The epidemiology of infections caused by MRSA is rapidly changing. In the past 10 years, infections caused by this organism have emerged in the community and is now an epidemic that is responsible for rapidly progressive, fatal diseases including necrotizing pneumonia, severe sepsis and necrotizing fasciitis. The 2 MRSA clones in the United States most closely associated with community outbreaks, USA400 (MW2 strain, ST1 lineage) and USA300, often contain Panton-Valentine leukocidin (PVL) genes and, more frequently, have been associated with skin and soft tissue infections. Outbreaks of community-associated (CA)-MRSA infections have been reported in correctional facilities, among athletic teams, among military recruits, in newborn nurseries, and among active homosexual men. CA-MRSA infections now appear to be endemic in many urban regions and cause most CA-S. aureus infections

For a long period of time the antibiotic vancomycin was literally considered the drug of last resort however, strains with intermediate (4-8 ug/ml) levels of resistance, termed GISA (glycopeptide intermediate Staphylococcus aureus) or VISA (vancomycin intermediate Staphylococcus aureus), began appearing in the late 1990s. The first identified case was in Japan in 1996, and strains have since been found in hospitals in England, France and the US. In 2002, a newly reported VRSA was isolated from the catheter tip of a renal dialysis patient in Michigan. The isolate contained both the mecA gene (methicillin resistance) and the vanA gene (vancomycin resistance). The presence of the vanA gene was confirmed by polymerase chain reaction and was located on a 60-kb plasmid. The DNA sequence of the VRSA vanA gene was identical to that of a vancomycin-resistant strain of Enterococcus faecalis recovered from the same catheter tip culture. This VRSA was, thus, the first likely transfer in vivo of high-level vancomycin resistance from E faecalis to S aureus. Should this plasmid, or another one like it, be transferred from one S aureus strain to another as rapidly as was the plasmid containing the beta-lactamase gene, this may herald the demise of vancomycin as a clinically useful agent.
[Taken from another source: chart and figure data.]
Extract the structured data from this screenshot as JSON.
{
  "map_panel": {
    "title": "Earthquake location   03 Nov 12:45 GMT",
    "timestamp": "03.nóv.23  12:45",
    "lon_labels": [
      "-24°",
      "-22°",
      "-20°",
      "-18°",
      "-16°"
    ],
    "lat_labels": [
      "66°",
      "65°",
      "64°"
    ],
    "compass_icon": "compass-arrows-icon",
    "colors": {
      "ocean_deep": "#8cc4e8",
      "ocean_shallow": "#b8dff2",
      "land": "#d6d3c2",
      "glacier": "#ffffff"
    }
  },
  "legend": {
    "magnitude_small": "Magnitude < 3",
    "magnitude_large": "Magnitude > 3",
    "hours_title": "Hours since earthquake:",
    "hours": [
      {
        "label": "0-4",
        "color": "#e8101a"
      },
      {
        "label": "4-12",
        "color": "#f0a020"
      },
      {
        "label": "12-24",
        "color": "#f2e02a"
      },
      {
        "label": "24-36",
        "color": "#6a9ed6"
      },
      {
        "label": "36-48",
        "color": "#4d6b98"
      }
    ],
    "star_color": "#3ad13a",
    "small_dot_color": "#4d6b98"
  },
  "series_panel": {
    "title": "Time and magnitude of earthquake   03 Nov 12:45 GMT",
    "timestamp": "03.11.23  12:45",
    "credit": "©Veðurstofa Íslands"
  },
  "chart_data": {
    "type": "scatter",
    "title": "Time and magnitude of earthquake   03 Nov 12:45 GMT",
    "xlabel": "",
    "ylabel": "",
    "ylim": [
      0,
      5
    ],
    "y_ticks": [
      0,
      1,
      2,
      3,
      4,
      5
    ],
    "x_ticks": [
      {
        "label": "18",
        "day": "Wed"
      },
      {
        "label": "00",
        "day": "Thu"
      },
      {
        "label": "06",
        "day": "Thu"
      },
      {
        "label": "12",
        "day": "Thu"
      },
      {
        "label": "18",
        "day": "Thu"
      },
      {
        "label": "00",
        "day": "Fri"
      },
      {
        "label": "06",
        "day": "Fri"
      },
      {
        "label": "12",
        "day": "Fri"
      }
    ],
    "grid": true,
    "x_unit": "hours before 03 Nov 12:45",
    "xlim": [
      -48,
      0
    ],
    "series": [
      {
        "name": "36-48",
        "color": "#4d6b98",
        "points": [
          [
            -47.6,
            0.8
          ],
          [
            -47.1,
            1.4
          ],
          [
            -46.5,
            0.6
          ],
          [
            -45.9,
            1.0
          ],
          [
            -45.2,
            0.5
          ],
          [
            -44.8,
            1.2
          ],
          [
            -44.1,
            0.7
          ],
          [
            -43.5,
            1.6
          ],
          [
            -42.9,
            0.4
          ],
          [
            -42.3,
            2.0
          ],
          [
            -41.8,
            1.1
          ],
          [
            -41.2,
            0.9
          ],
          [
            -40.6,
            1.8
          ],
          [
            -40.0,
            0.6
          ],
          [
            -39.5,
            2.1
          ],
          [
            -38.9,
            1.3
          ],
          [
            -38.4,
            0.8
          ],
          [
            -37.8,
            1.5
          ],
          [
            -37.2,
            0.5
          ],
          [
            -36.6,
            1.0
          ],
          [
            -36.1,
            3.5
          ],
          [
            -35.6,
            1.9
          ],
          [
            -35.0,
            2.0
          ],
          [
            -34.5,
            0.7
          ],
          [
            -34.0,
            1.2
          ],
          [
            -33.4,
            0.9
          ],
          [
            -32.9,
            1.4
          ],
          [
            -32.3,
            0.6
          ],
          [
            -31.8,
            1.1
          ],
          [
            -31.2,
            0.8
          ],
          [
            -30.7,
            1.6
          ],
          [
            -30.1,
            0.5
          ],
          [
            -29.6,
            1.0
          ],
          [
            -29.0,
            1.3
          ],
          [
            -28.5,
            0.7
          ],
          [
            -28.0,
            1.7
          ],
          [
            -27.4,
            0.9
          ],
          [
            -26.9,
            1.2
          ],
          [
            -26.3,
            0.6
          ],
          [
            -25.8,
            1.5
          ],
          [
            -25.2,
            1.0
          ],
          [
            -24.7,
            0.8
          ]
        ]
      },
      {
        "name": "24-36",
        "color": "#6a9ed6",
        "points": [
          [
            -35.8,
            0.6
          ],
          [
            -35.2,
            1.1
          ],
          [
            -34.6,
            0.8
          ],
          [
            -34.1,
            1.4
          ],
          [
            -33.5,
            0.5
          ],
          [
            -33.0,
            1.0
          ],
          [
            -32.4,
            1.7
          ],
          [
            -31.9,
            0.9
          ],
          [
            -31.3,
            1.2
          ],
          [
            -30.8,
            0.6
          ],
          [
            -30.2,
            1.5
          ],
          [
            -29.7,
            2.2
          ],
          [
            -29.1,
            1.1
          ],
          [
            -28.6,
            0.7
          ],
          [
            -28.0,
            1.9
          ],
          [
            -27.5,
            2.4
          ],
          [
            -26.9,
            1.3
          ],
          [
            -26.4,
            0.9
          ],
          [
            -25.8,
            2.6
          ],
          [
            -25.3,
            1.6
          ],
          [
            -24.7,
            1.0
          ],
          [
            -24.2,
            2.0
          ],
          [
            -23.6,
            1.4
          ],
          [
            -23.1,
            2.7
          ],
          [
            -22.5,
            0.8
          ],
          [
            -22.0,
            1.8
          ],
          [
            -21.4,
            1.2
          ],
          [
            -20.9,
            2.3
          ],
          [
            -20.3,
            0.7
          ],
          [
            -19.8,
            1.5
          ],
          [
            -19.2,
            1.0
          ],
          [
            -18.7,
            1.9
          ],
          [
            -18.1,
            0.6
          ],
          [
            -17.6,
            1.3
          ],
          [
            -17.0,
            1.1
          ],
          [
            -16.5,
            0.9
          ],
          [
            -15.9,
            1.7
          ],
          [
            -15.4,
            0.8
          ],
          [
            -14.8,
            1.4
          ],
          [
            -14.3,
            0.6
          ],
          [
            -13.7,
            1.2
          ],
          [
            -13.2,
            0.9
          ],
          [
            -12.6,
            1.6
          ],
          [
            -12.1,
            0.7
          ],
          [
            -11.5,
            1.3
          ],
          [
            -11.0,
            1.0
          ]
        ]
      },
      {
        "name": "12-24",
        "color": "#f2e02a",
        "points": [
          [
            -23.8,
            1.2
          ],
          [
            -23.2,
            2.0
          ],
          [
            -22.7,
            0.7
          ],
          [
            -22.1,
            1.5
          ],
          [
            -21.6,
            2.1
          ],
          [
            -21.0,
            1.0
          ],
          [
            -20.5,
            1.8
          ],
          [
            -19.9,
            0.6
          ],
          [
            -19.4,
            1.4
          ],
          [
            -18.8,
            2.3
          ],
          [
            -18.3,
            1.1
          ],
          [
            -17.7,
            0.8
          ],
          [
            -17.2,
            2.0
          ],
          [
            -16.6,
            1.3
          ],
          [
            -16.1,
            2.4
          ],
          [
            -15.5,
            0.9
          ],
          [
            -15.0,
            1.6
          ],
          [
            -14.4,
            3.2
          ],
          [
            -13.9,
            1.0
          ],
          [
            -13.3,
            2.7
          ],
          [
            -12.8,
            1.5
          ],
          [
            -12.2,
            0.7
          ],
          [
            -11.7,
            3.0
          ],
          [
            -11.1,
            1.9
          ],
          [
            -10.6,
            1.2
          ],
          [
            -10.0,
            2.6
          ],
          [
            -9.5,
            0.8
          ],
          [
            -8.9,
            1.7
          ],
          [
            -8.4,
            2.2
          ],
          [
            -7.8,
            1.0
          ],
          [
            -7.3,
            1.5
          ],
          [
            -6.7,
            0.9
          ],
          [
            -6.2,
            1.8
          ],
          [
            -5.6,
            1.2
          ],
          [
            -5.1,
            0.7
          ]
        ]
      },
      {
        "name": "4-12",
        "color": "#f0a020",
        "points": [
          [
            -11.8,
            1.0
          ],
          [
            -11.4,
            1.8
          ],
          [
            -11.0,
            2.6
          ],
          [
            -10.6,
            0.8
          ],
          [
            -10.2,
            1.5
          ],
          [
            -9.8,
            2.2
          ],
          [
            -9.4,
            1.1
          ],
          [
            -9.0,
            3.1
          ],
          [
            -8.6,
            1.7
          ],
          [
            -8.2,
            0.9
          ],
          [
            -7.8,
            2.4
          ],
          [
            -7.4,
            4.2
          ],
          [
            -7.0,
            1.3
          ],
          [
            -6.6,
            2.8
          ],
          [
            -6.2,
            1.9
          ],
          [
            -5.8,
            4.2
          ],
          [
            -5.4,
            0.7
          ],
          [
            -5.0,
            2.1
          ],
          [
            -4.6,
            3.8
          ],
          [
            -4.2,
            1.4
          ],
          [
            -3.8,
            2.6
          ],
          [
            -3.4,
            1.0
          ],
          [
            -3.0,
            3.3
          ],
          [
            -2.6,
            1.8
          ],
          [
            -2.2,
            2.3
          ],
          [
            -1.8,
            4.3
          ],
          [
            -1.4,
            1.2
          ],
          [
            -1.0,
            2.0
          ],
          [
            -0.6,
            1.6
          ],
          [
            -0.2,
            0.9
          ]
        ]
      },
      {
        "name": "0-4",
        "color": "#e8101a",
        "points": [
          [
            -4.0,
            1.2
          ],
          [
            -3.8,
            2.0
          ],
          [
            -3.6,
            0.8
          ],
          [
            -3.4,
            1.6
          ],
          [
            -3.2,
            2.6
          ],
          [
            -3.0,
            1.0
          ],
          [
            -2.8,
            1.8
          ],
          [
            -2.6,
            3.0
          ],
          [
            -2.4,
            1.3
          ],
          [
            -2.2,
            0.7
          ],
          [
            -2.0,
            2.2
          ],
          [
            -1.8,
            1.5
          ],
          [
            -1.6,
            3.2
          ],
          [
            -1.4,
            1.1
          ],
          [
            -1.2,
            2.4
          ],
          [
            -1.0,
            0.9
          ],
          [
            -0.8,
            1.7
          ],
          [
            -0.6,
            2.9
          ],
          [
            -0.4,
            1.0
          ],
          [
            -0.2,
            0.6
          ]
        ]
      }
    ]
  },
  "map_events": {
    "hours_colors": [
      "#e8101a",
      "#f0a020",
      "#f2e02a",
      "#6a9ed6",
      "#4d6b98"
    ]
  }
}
When asked to think about the most important bacterium in the context of infectious disease S. aureus may not be the first one that comes to mind, however it is this bacterium and others like it that are at the forefront of the ‘superbug’ emergence. It may be other superbugs such as antibiotic resistant TB that may cause the greater medical challenges in the future but at this moment in time it is bacterium like VRSA that are leading the way in gaining and spreading of antibiotic resistant genes (and have been since the introduction of antibiotics) and therefore they are the most important bacterium in the context of infectious disease at present.